You can work it out using pen and paper, for the parameter n = 5:
n sum
5 5 + sum (4)
5 + 4 + sum (3)
5 + 4 + 3 + sum (2)
5 + 4 + 3 + 2 + sum (1)
5 + 4 + 3 + 2 + 1 + sum (0)
5 + 4 + 3 + 2 + 1 + 0
Because we specified sum (0) as being 0, the calculation ends here.
The calculation can go wrong and never terminate for a number of reasons:
Consider, if you will, the following evil piece of code:
badSum :: Int -> Int
badSum 6 = 6
badSum n = n + badSum (n-1)
badSum 5 -- locks up, press Ctrl-C
Because the termination clause is never reached, the recursion never terminates. Also, for your sum and the illegal value of n = -1.

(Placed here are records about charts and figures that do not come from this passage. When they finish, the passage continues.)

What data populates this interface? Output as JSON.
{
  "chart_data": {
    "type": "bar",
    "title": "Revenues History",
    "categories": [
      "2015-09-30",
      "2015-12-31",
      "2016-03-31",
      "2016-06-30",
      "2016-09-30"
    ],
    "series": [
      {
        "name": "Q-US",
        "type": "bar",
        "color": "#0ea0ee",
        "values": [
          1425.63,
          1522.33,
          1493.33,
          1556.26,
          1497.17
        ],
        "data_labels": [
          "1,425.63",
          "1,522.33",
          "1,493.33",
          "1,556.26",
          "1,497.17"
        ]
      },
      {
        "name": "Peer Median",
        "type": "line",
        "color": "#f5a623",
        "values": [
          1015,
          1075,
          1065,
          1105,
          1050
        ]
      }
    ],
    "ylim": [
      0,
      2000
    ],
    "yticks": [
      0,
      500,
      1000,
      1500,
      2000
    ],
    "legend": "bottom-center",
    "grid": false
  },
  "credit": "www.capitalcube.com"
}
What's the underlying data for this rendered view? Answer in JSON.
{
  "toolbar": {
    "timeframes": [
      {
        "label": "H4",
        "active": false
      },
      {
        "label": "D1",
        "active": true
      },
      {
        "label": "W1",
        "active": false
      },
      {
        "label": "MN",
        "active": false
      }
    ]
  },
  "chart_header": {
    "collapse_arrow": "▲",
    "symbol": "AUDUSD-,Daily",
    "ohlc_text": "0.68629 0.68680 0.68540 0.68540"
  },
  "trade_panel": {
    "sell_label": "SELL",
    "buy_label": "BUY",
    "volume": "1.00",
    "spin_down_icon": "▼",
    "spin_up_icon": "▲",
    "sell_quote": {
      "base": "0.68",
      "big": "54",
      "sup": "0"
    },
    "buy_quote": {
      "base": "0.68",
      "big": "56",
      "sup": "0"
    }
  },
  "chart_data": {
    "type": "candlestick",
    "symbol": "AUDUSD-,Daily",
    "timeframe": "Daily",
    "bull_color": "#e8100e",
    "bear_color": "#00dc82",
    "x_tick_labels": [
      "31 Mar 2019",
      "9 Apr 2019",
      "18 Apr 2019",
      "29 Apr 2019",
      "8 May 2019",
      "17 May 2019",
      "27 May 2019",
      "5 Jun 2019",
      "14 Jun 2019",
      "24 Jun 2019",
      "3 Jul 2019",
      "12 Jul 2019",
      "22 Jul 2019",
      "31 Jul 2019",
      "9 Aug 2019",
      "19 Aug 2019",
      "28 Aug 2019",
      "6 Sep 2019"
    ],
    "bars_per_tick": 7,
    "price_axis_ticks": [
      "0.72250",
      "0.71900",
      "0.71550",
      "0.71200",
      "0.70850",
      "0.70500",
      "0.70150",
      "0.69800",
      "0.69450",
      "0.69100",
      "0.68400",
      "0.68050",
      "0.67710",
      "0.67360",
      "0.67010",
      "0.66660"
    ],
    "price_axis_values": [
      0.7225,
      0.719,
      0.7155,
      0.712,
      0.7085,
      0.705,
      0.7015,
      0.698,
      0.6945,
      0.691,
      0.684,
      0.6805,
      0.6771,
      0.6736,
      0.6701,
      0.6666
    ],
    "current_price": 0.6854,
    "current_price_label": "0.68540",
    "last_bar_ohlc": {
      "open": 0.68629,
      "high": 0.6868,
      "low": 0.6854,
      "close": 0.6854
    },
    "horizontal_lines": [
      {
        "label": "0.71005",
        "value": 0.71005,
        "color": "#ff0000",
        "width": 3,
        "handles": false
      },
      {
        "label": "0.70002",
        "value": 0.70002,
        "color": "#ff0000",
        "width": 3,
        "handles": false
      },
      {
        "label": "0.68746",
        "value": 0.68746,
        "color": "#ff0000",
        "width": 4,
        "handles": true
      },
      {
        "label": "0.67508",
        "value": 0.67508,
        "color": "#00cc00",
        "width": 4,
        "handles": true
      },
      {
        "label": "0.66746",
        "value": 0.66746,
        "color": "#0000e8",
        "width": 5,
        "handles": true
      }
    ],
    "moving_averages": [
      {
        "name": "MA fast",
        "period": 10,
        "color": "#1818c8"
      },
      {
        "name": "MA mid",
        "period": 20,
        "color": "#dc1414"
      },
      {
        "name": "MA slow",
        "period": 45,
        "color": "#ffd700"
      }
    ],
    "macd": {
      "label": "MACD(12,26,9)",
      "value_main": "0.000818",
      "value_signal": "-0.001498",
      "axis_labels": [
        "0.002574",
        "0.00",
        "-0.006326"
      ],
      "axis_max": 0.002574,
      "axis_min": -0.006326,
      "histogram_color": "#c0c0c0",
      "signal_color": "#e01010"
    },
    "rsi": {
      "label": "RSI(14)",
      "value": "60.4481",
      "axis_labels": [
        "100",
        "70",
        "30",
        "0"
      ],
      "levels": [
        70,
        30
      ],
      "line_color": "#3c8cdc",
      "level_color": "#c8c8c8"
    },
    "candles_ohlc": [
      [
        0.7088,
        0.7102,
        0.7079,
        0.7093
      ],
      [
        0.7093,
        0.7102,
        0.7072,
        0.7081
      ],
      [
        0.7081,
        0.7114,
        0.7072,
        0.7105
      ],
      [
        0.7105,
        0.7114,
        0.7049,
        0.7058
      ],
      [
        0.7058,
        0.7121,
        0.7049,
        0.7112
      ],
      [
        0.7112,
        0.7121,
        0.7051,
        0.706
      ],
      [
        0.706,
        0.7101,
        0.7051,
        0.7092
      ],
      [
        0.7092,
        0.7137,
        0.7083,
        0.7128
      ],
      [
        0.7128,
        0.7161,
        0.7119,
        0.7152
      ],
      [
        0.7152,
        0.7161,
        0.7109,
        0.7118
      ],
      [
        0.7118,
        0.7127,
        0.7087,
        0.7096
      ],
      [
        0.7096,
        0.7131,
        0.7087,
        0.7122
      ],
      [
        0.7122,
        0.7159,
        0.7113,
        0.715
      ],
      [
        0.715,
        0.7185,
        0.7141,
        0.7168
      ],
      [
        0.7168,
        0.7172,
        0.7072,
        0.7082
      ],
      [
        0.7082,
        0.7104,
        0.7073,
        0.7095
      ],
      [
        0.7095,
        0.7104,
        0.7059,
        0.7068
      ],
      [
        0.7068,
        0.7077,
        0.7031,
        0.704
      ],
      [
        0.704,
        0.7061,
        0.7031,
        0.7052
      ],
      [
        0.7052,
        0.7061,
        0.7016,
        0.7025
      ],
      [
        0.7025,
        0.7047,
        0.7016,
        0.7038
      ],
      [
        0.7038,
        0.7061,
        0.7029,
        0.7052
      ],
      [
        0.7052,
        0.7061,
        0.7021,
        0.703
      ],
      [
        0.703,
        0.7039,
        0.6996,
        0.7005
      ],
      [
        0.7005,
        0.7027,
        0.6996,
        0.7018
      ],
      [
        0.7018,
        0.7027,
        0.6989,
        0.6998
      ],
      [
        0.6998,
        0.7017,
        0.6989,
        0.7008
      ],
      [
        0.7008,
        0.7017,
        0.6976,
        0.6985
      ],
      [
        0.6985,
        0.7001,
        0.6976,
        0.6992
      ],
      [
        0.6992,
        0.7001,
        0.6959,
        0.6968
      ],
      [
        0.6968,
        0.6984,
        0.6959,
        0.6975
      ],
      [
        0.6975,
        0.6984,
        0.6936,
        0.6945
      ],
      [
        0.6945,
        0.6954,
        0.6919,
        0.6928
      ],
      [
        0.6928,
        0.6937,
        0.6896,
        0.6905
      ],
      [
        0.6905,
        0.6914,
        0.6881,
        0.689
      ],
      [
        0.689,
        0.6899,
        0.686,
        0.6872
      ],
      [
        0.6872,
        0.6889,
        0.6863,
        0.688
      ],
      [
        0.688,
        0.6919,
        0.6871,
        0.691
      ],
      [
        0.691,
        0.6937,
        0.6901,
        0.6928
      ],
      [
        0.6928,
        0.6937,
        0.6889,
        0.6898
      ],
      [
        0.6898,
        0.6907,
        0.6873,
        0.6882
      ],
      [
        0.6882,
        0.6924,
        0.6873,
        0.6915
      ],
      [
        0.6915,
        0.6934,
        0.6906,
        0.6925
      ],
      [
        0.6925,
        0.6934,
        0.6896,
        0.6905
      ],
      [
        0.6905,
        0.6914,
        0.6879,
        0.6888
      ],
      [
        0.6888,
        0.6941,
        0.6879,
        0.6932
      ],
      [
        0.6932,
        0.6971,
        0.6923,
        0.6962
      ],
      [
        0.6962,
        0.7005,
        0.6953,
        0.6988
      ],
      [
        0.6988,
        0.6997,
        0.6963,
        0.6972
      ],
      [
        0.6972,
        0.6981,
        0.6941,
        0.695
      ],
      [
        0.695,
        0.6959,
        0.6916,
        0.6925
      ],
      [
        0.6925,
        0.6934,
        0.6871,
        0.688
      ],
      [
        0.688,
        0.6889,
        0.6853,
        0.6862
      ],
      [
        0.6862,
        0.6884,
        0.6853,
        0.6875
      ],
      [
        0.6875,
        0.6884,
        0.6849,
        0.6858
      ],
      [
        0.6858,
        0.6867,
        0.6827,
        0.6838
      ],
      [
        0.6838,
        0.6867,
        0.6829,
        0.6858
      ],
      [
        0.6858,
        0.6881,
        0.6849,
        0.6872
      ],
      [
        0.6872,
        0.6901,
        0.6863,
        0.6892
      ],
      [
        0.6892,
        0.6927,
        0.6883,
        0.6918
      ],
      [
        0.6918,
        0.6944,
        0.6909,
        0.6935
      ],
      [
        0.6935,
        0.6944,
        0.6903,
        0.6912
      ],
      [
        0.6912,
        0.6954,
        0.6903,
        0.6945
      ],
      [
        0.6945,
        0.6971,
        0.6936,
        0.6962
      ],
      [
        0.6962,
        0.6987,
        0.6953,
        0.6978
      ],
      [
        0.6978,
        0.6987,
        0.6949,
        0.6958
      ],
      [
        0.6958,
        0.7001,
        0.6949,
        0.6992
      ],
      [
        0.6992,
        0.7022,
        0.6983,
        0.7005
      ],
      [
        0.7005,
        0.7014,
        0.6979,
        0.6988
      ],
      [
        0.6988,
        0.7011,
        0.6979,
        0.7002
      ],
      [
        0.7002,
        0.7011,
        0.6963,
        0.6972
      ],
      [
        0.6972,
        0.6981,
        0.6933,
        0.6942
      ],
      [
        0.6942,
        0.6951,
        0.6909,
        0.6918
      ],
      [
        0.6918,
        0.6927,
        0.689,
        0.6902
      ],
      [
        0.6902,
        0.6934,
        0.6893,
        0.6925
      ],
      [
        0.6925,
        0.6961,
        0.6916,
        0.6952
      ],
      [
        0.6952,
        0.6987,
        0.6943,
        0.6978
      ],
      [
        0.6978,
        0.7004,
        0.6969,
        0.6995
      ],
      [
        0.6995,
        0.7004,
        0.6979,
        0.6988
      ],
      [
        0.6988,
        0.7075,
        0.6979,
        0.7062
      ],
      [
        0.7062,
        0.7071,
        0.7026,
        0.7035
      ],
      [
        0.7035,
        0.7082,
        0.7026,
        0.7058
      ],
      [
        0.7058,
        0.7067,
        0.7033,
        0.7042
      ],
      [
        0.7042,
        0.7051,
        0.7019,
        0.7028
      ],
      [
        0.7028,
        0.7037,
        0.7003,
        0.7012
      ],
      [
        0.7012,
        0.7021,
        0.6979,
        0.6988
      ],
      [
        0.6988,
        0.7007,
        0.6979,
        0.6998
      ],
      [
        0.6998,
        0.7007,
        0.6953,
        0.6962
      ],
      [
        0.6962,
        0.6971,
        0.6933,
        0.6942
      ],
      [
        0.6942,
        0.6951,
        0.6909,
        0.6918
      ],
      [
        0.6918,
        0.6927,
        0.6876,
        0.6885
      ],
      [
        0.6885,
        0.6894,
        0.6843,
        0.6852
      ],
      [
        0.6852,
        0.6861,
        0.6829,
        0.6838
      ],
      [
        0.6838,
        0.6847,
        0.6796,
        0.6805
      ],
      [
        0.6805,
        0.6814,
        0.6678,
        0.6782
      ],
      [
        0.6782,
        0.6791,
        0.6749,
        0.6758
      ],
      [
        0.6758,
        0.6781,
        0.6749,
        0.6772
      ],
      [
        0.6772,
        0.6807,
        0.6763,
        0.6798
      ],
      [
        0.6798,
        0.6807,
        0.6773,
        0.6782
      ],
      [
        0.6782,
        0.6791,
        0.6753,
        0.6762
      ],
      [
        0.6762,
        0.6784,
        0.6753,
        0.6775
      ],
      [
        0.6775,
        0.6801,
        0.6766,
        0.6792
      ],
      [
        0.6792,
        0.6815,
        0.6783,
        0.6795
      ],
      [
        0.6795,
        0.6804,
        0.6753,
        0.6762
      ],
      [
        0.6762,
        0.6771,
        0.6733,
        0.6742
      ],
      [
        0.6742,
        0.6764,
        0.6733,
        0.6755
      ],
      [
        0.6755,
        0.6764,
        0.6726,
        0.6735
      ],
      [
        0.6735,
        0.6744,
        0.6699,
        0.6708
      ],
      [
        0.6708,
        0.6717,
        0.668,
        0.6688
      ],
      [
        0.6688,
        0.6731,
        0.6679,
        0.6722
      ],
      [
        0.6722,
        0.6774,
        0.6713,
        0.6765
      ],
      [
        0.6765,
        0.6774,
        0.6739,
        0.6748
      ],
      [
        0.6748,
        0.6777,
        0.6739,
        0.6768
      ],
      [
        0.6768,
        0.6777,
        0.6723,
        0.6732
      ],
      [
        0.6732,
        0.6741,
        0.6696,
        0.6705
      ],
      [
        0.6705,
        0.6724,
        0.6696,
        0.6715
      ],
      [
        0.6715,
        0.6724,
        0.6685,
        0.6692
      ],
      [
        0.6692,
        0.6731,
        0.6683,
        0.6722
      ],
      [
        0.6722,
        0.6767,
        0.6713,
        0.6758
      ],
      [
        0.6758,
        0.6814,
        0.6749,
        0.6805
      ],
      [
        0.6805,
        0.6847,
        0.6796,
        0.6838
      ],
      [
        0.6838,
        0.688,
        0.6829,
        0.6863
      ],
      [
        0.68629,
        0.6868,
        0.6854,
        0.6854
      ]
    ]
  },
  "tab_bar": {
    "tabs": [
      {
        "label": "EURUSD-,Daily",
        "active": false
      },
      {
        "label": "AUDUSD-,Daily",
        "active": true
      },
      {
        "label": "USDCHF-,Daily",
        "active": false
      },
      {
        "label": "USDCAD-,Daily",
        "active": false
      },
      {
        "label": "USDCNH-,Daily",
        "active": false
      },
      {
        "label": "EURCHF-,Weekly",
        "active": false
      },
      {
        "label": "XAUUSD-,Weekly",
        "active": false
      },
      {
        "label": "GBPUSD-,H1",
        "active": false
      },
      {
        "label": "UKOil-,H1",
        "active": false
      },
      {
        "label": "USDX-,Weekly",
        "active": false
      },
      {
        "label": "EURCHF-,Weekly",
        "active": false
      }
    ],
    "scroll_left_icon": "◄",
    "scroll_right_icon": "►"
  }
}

As an aside, Haskell has two basic integer types, Int and Integer. The type Int is a long integer, whereas Integer is a unlimited integer. Int is faster, but Integer may work better for recursions, particularly in the case where the answer increases very quickly - such as factorials. You have to cast (convert) from one type to the other, as Haskell won't do this for you. In this case, toInteger to cast from Int to Integer, and more generally fromIntegral.
fact :: Int -> Int
fact 1 = 1
fact n = n * fact (n-1)
fact2 :: Int -> Integer
fact2 1 = 1
fact2 n = (toInteger n) * fact2 (n-1)
In both cases, the factorial is defined in terms of itself, with a termination clause of n = 1 resulting in a value of 1. Both do a reasonable job, but for larger n fact starts behaving very oddly indeed:
n fact fact2
1 1 1
5 120 120
10 3628800 3628800
20 2432902008176640000 2432902008176640000
30 -8764578968847253504 265252859812191058636308480000000
Because Int is a fixed length integer, eventually the value will wrap around, in this case producing a negative value.
Finally, real-world Haskell wouldn't use a recursion like that. There is a sum function which your code has temporarily replaced. The sum from 1 to n is given by sum [1 .. n], and the factorial is given by product [1 .. n].